In a media shitstorm, everyone ducks for the cover of easy moral outrage

MATT TAIBBIPosted Apr 18, 2007 11:44 AM

That is a dark and ugly truth and I suspect that its very ugliness is what so many people were hiding from when they pretended to be "outraged" by Don Imus. Because everyone knows that the issue with Don Imus isn't what he said, but who said it and in what context.

We've got a TV entertainment industry that ritualistically demeans women, a recording industry that makes billions cartoonizing black culture and a radio and film comedy industry that lives almost exclusively off lowbrow racial stereotyping. Guys like Carlos Mencia even use the same jokes over and over, changing words here and there to fit the different stereotypes. (Mencia did "That's like going to Compton and finding the only Hispanic teenage girl who isn't pregnant" and he also did "That's like going to a NASCAR event and finding the only white girl who doesn't have a black eye.") Every comic in America does this shit. It's gone so far that we even make jokes about making jokes about ethnic groups (Sarah Silverman's song about "I love you more than Asian people are good at math" comes to mind). And we get critics to bail out these comics by saying things like "He/she mocks bigotry and stereotypes by ironically embracing them" (the Voice's Michael Musto has used that one before) but deep down inside we all know that's bullshit. I dare anyone to watch tape of Richard Pryor doing his impression of a stuttering Chinese restaurant owner and then tell me with a straight face that Pryor is "mocking Asian stereotypes by ironically embracing them."
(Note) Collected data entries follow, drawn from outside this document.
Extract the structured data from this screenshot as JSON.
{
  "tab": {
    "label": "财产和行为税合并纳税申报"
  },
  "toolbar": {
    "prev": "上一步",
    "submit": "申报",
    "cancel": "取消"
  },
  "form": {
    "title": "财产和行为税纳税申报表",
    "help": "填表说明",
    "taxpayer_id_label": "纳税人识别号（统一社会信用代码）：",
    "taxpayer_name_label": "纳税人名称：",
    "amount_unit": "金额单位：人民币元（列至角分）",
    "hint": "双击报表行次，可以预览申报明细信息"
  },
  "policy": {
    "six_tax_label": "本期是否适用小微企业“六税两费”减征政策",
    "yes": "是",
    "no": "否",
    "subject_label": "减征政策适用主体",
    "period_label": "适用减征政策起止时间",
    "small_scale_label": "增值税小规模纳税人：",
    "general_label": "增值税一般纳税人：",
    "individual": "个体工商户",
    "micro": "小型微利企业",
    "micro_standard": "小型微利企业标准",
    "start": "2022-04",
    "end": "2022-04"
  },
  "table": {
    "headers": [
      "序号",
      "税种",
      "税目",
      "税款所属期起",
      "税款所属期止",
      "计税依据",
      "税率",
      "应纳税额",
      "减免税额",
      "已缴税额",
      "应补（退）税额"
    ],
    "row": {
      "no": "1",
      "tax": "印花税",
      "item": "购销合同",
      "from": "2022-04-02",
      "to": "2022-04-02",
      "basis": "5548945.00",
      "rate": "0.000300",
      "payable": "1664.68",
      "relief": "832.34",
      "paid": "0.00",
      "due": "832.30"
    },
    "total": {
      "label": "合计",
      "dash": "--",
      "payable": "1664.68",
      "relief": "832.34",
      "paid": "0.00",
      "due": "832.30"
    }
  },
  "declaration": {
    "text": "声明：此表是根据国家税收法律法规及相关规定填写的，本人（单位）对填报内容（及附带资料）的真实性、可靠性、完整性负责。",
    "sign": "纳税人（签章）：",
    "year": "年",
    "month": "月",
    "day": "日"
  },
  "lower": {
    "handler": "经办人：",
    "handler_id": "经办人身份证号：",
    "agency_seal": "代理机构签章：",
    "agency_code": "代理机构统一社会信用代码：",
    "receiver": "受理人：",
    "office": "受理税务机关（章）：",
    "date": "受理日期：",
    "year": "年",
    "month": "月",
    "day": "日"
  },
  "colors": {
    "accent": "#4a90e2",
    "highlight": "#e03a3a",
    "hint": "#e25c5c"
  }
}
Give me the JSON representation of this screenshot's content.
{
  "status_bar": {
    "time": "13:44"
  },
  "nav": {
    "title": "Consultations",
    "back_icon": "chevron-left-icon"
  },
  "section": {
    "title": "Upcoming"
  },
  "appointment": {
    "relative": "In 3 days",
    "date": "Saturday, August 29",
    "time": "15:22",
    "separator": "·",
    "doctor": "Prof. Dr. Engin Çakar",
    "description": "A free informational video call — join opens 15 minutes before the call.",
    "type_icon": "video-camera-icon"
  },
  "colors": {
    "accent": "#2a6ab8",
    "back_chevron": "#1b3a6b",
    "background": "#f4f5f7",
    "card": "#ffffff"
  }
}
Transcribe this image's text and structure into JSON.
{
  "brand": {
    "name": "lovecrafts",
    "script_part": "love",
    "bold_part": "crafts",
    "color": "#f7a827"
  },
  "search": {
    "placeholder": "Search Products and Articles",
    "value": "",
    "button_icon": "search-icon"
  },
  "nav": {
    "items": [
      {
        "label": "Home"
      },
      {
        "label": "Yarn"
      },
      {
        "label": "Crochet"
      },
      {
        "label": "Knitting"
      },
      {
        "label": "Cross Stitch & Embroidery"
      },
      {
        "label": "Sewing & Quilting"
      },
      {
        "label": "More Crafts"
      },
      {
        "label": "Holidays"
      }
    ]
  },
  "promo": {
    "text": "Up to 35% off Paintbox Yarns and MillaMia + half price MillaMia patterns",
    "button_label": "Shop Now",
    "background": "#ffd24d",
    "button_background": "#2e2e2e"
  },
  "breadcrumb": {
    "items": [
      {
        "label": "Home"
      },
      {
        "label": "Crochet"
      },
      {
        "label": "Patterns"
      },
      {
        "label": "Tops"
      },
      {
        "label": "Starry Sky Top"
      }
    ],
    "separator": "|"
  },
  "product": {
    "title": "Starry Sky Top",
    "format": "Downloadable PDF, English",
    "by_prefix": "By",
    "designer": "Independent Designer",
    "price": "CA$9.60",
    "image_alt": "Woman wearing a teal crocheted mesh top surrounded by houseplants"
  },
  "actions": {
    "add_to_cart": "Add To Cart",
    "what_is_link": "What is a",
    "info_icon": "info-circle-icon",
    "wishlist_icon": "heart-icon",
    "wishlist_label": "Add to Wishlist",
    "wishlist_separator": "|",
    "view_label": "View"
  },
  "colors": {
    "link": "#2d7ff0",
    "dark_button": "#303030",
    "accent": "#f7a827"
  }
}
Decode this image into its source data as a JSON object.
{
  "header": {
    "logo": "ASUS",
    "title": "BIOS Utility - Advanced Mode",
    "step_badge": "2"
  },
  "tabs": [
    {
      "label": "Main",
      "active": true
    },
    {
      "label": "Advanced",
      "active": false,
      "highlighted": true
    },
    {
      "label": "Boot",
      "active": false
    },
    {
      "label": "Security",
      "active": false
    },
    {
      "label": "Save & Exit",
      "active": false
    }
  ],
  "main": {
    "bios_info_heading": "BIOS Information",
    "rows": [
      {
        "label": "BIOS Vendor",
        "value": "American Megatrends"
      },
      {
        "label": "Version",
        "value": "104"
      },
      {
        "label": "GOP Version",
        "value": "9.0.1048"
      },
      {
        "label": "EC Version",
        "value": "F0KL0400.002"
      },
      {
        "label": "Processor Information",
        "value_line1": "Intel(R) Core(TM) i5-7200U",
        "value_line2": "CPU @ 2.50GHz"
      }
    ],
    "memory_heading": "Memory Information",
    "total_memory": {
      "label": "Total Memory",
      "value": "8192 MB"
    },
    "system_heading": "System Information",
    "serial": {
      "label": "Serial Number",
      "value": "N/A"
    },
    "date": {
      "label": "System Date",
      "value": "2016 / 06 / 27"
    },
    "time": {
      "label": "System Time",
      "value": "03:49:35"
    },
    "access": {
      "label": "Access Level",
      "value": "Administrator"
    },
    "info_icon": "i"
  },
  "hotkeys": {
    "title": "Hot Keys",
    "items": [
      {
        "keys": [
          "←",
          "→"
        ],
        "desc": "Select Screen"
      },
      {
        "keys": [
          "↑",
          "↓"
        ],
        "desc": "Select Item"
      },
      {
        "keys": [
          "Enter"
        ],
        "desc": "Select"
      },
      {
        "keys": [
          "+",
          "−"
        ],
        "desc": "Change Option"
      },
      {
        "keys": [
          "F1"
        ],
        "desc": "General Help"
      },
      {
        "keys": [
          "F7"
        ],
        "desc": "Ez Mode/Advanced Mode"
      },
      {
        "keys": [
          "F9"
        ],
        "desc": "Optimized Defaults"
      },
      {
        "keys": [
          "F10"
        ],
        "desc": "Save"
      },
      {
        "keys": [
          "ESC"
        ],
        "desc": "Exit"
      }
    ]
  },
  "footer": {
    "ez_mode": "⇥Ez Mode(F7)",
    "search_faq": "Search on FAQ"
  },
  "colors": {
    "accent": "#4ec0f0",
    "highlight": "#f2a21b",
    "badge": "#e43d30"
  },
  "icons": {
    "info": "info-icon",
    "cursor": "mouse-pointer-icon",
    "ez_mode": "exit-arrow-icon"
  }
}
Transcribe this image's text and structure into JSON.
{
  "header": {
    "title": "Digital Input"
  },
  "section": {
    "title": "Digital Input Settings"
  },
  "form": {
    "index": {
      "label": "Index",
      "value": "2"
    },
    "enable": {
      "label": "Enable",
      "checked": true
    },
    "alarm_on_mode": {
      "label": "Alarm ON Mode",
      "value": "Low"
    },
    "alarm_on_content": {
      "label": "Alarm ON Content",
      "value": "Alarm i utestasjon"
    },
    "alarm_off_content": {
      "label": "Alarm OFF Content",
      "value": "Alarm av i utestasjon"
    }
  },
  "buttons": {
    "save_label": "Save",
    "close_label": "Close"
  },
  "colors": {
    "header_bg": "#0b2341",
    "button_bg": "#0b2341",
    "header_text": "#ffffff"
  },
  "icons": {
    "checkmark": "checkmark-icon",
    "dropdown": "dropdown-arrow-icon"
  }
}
Of course he isn't. He's laughing at stuttering Chinese people. And the way Richard Pryor does it, it's funny. If Pryor were still alive and coherent today we'd put him on HBO, where he'd do huge ratings with the very same people who are pretending now to be appalled by Don Imus. Because we love our black jokes, we love our Jew jokes, we love our redneck jokes and we love our misogyny -- we just don't want it all on the wrong network in the wrong time-slot, coming from a white guy, in whose mouth it might very well sound like the bigot in all of us. And when it does pop up in the wrong place, coming from the wrong person, we've got to pull the "I'm shocked, shocked" act and pretend it's a criminal aberration. Because that's much easier than facing the truth about what we just heard.